US Secretary of State Hillary Rodham Clinton went to work, using her phones, running between buildings and rooms and forcing motorcades to do U-turns. Along with Swiss diplomats, she was eager to solve eleventh-hour disputes over language in speeches for the ceremony.
Meanwhile, the other guests - including Sergei Lavrov and Bernard Kouchner, the Russian and French foreign ministers - were sitting together, watching the World Cup qualification football match between Germany and Russia, and missing their flights.
For the Swiss, who mediated the talks and now wanted to host a historic signing of diplomatic ties between countries with generations of animosity towards each other, it became a turbulent ride.
But the Alpine diplomatic efforts paid off, being backed by the muscle and commitment of the US. Clinton even drove the Armenian Foreign Minister Eduard Nalbandian to the University of Zurich, where the signing was to take place, pushing him to compromise.
After more negotiations at the university, the sides agreed: Cancel the speeches, sign the papers and move on. And so it was.
Swiss Foreign Minister Micheline Calmy-Rey made the briefest of introductions, Turkish Foreign Minister Ahmet Davutoglu and Nalbandian of Armenia inked the appropriate places, hands were shaken, a few hugs, some smiles and everyone ran for their planes.
'There were several times when I said to all of the parties involved that this is too important, that this has to be seen through. You've come too far, all of the work that has gone into the protocols, you know, should not be walked away from,' Clinton recalled on her plane from Zurich to London.
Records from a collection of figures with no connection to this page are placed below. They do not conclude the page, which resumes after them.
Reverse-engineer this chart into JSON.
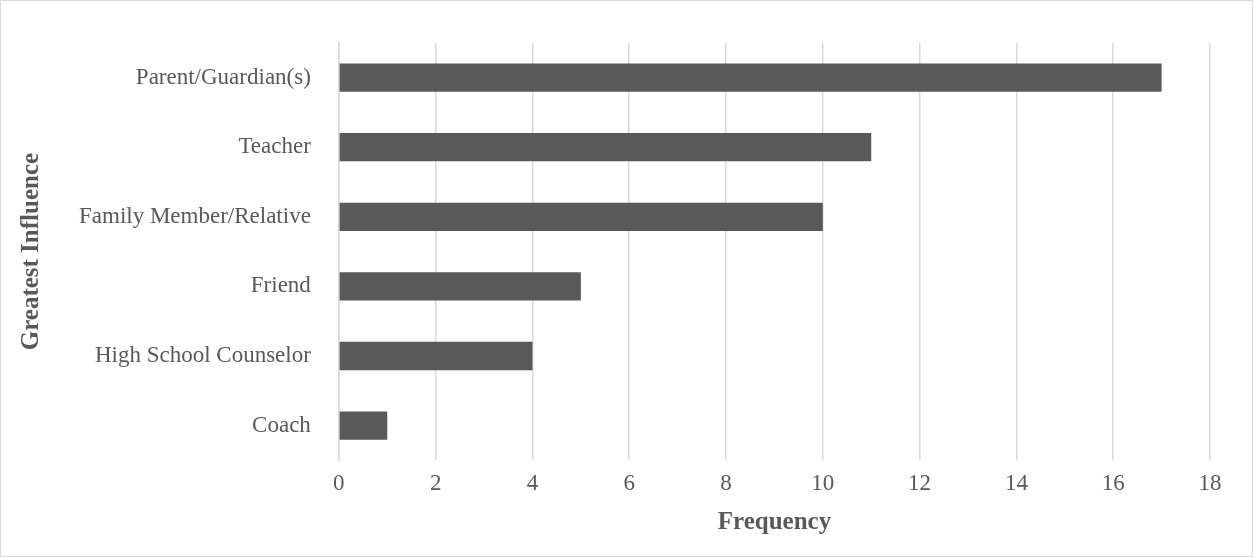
{
  "chart_data": {
    "type": "bar",
    "orientation": "horizontal",
    "categories": [
      "Parent/Guardian(s)",
      "Teacher",
      "Family Member/Relative",
      "Friend",
      "High School Counselor",
      "Coach"
    ],
    "values": [
      17,
      11,
      10,
      5,
      4,
      1
    ],
    "color": "#595959",
    "xlim": [
      0,
      18
    ],
    "xticks": [
      0,
      2,
      4,
      6,
      8,
      10,
      12,
      14,
      16,
      18
    ],
    "xlabel": "Frequency",
    "ylabel": "Greatest Influence",
    "grid": "x"
  }
}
The protocols call for the renewal of diplomatic ties, opening of the common border and establishment of a historical commission to investigate the events during World War I, but for a time diplomats worried they would not be signed.
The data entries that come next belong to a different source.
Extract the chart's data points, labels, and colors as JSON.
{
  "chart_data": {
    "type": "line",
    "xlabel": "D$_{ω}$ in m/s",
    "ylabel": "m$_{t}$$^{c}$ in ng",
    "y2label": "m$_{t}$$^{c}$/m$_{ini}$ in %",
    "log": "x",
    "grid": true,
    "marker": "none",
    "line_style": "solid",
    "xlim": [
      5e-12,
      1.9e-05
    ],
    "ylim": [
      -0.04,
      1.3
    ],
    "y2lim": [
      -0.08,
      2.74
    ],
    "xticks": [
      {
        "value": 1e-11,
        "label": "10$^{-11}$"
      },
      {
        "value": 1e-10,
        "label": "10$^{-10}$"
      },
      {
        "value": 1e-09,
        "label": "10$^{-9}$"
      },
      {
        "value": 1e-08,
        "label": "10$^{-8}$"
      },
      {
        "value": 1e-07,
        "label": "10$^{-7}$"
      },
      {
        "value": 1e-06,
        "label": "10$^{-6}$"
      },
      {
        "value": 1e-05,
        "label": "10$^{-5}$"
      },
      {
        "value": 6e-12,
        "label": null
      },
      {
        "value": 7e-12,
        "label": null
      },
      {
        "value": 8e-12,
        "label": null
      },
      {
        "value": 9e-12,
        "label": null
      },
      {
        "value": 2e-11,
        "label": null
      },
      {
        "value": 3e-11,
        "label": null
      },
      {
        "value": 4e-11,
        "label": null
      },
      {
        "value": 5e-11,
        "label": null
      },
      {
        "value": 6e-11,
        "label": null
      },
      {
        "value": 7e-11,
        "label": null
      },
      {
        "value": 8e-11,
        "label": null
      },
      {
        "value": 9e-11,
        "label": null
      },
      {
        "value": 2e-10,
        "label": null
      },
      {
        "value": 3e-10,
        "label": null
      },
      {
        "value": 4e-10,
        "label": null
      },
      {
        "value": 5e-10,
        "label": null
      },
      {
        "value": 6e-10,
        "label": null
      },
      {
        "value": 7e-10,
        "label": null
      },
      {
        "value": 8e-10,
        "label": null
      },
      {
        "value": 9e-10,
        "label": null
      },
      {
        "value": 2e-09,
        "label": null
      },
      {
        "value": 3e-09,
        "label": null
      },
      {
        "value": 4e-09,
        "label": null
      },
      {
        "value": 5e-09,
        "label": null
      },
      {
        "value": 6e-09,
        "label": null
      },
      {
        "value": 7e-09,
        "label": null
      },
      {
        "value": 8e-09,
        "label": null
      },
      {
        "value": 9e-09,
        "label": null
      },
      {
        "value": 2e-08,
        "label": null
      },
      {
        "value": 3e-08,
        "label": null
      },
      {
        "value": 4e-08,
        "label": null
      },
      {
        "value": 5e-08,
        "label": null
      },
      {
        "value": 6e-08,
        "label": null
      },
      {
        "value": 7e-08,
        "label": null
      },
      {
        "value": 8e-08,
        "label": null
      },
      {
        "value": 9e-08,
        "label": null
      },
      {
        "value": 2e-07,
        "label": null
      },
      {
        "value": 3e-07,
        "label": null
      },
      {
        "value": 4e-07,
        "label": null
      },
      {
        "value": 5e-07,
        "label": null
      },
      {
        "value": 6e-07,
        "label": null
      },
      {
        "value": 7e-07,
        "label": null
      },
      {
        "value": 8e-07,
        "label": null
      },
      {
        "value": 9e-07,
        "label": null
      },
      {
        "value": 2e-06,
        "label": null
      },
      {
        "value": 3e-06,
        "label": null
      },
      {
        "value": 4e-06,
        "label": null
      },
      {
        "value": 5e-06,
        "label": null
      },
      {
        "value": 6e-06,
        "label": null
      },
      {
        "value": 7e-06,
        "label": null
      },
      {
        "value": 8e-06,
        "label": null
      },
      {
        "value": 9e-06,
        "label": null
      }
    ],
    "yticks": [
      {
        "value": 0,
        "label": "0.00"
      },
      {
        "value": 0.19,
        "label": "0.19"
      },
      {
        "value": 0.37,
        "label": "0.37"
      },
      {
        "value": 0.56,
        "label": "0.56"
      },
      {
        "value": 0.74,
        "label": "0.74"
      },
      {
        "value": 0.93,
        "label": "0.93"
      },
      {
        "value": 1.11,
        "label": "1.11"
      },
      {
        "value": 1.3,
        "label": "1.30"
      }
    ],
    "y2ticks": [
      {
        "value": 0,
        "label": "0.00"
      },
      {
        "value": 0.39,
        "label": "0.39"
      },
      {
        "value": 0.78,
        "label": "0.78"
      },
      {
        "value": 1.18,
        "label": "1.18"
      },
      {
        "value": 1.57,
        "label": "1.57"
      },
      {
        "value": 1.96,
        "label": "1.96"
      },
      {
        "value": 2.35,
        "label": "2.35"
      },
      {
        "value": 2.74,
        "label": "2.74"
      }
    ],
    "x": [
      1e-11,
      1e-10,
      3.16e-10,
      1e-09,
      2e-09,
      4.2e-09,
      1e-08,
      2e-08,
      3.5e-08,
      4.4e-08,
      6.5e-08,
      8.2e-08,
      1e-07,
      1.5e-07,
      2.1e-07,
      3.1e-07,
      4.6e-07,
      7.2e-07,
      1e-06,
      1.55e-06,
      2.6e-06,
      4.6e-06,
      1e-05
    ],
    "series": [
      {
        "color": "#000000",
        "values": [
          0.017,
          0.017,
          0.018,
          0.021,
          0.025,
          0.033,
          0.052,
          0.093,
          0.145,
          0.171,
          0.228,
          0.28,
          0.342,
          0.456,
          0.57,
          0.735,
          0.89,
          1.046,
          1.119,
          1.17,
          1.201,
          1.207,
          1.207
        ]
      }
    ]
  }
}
The Armenians opposed Turkish language in the speech that would have connected the signing to another conflict. Ankara and Yerevan broke off relations in 1993 when Armenia took control of the Azerbaijan territory of Nagorno-Karabakh and Turkey closed its border with the Caucasus republic.
In the West the issues are seen as separate but connected.
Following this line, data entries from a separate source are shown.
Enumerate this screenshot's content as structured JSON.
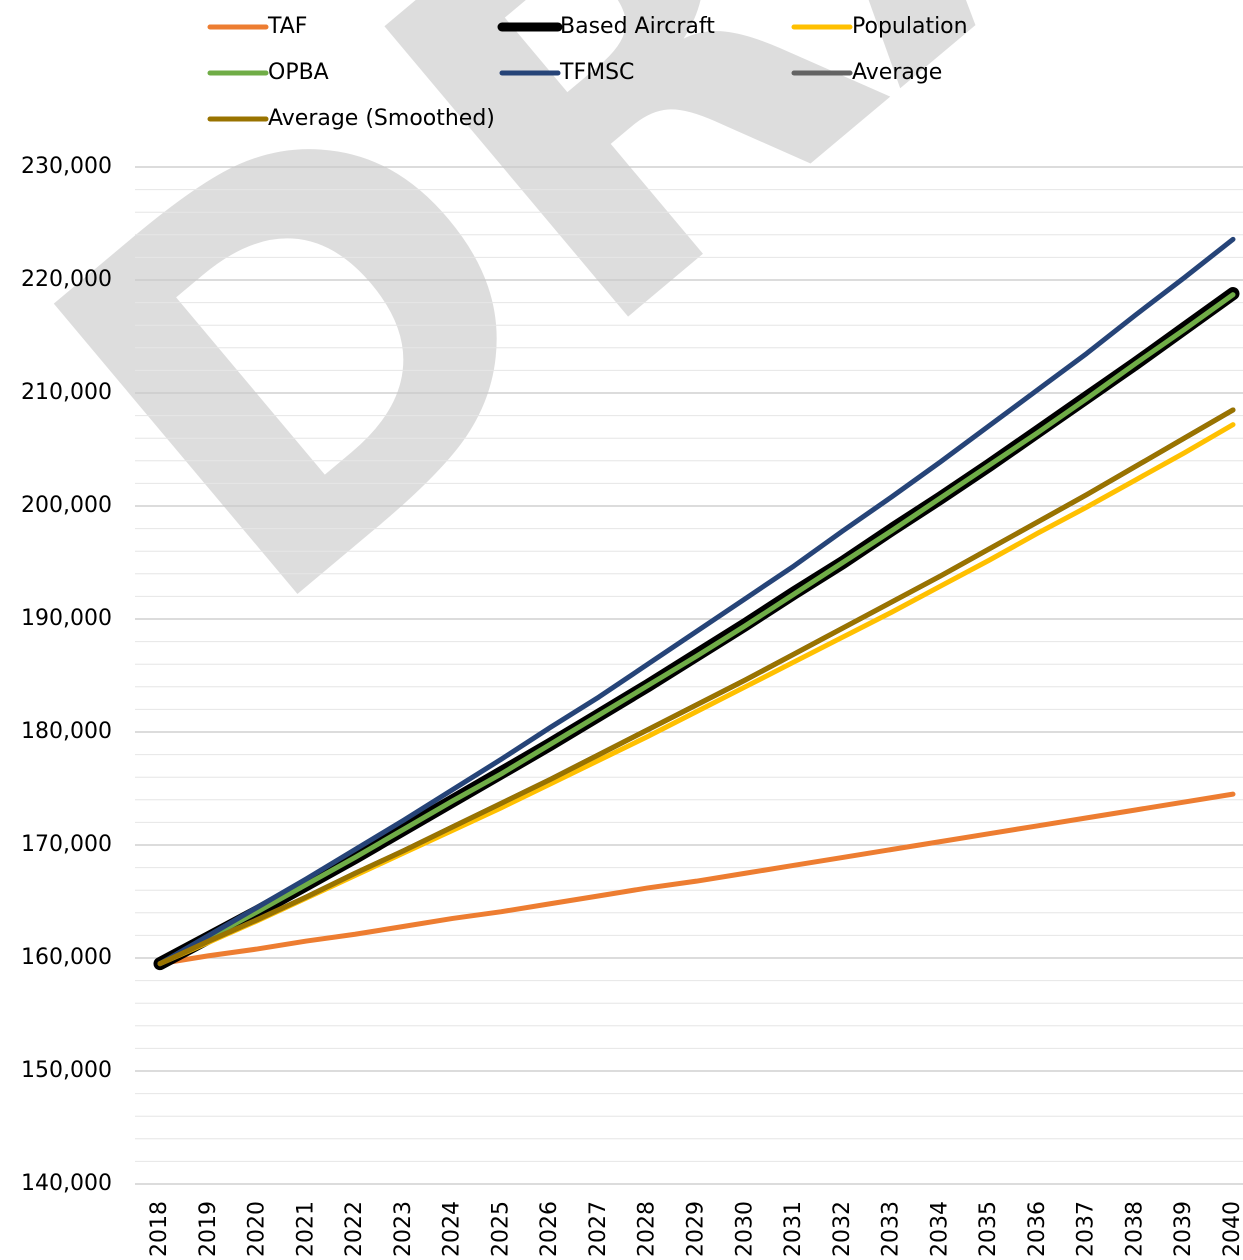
{
  "chart_data": {
    "type": "line",
    "watermark": "DRAFT",
    "categories": [
      "2018",
      "2019",
      "2020",
      "2021",
      "2022",
      "2023",
      "2024",
      "2025",
      "2026",
      "2027",
      "2028",
      "2029",
      "2030",
      "2031",
      "2032",
      "2033",
      "2034",
      "2035",
      "2036",
      "2037",
      "2038",
      "2039",
      "2040"
    ],
    "series": [
      {
        "name": "TAF",
        "color": "#ed7d31",
        "values": [
          159500,
          160200,
          160800,
          161500,
          162100,
          162800,
          163500,
          164100,
          164800,
          165500,
          166200,
          166800,
          167500,
          168200,
          168900,
          169600,
          170300,
          171000,
          171700,
          172400,
          173100,
          173800,
          174500
        ]
      },
      {
        "name": "Based Aircraft",
        "color": "#000000",
        "values": [
          159500,
          161800,
          164100,
          166500,
          168900,
          171400,
          173900,
          176400,
          178900,
          181500,
          184100,
          186800,
          189500,
          192300,
          195000,
          197900,
          200700,
          203600,
          206600,
          209600,
          212600,
          215700,
          218800
        ]
      },
      {
        "name": "Population",
        "color": "#ffc000",
        "values": [
          159500,
          161400,
          163300,
          165300,
          167300,
          169300,
          171300,
          173300,
          175400,
          177500,
          179600,
          181800,
          184000,
          186200,
          188400,
          190600,
          192900,
          195200,
          197600,
          199900,
          202300,
          204700,
          207200
        ]
      },
      {
        "name": "OPBA",
        "color": "#70ad47",
        "values": [
          159500,
          161800,
          164100,
          166500,
          168900,
          171400,
          173900,
          176300,
          178900,
          181500,
          184100,
          186700,
          189400,
          192200,
          195000,
          197800,
          200700,
          203600,
          206500,
          209500,
          212600,
          215600,
          218700
        ]
      },
      {
        "name": "TFMSC",
        "color": "#264478",
        "values": [
          159500,
          162000,
          164500,
          167000,
          169600,
          172200,
          174900,
          177600,
          180400,
          183100,
          186000,
          188900,
          191800,
          194700,
          197800,
          200800,
          203900,
          207100,
          210300,
          213500,
          216900,
          220200,
          223600
        ]
      },
      {
        "name": "Average",
        "color": "#636363",
        "values": [
          159500,
          161500,
          163400,
          165400,
          167500,
          169500,
          171600,
          173700,
          175800,
          178000,
          180200,
          182400,
          184600,
          186900,
          189200,
          191500,
          193800,
          196200,
          198600,
          201000,
          203500,
          206000,
          208500
        ]
      },
      {
        "name": "Average (Smoothed)",
        "color": "#997300",
        "values": [
          159500,
          161500,
          163400,
          165400,
          167500,
          169500,
          171600,
          173700,
          175800,
          178000,
          180200,
          182400,
          184600,
          186900,
          189200,
          191500,
          193800,
          196200,
          198600,
          201000,
          203500,
          206000,
          208500
        ]
      }
    ],
    "ylim": [
      140000,
      230000
    ],
    "yticks": [
      {
        "value": 140000,
        "label": "140,000"
      },
      {
        "value": 150000,
        "label": "150,000"
      },
      {
        "value": 160000,
        "label": "160,000"
      },
      {
        "value": 170000,
        "label": "170,000"
      },
      {
        "value": 180000,
        "label": "180,000"
      },
      {
        "value": 190000,
        "label": "190,000"
      },
      {
        "value": 200000,
        "label": "200,000"
      },
      {
        "value": 210000,
        "label": "210,000"
      },
      {
        "value": 220000,
        "label": "220,000"
      },
      {
        "value": 230000,
        "label": "230,000"
      }
    ],
    "yminorticks": [
      142000,
      144000,
      146000,
      148000,
      152000,
      154000,
      156000,
      158000,
      162000,
      164000,
      166000,
      168000,
      172000,
      174000,
      176000,
      178000,
      182000,
      184000,
      186000,
      188000,
      192000,
      194000,
      196000,
      198000,
      202000,
      204000,
      206000,
      208000,
      212000,
      214000,
      216000,
      218000,
      222000,
      224000,
      226000,
      228000
    ],
    "grid": true,
    "legend": "top"
  }
}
'Progress on one will help elicit further progress on the other,' said one Western official. The deals are 'separate, but moving forward at the same time.'
The Turks too were unhappy, even if to a lesser extent, about language that referred to 'historical events.' The Armenians say Ottoman Turks were responsible for genocide during World War I, killing 1.5 million of their people. Ankara denies the charges and says there were mutual massacres.
Turkish officials claimed the compromise to skip the speeches as their own, with one diplomat saying: 'We want to get the process moving.'
Questions still hung heavy in the humid Zurich air after the signing. The two countries could not deliver speeches side by side and still required the world's top diplomats to work overtime for signatures on documents agreed to weeks in advance.
The road ahead is not smooth, even if a major hurdle has been passed. It was now up for the two parliaments to ratify the deals, leading to open borders within two months.
Yerevan still has to win over its fierce diaspora and local nationalists, who oppose the deal, while the Turkish leadership will need to convince an angry Azerbaijan that it has not abandoned the energy producer while also dealing with hardliners at home.
The Swiss and US diplomats' job seems not yet entirely over.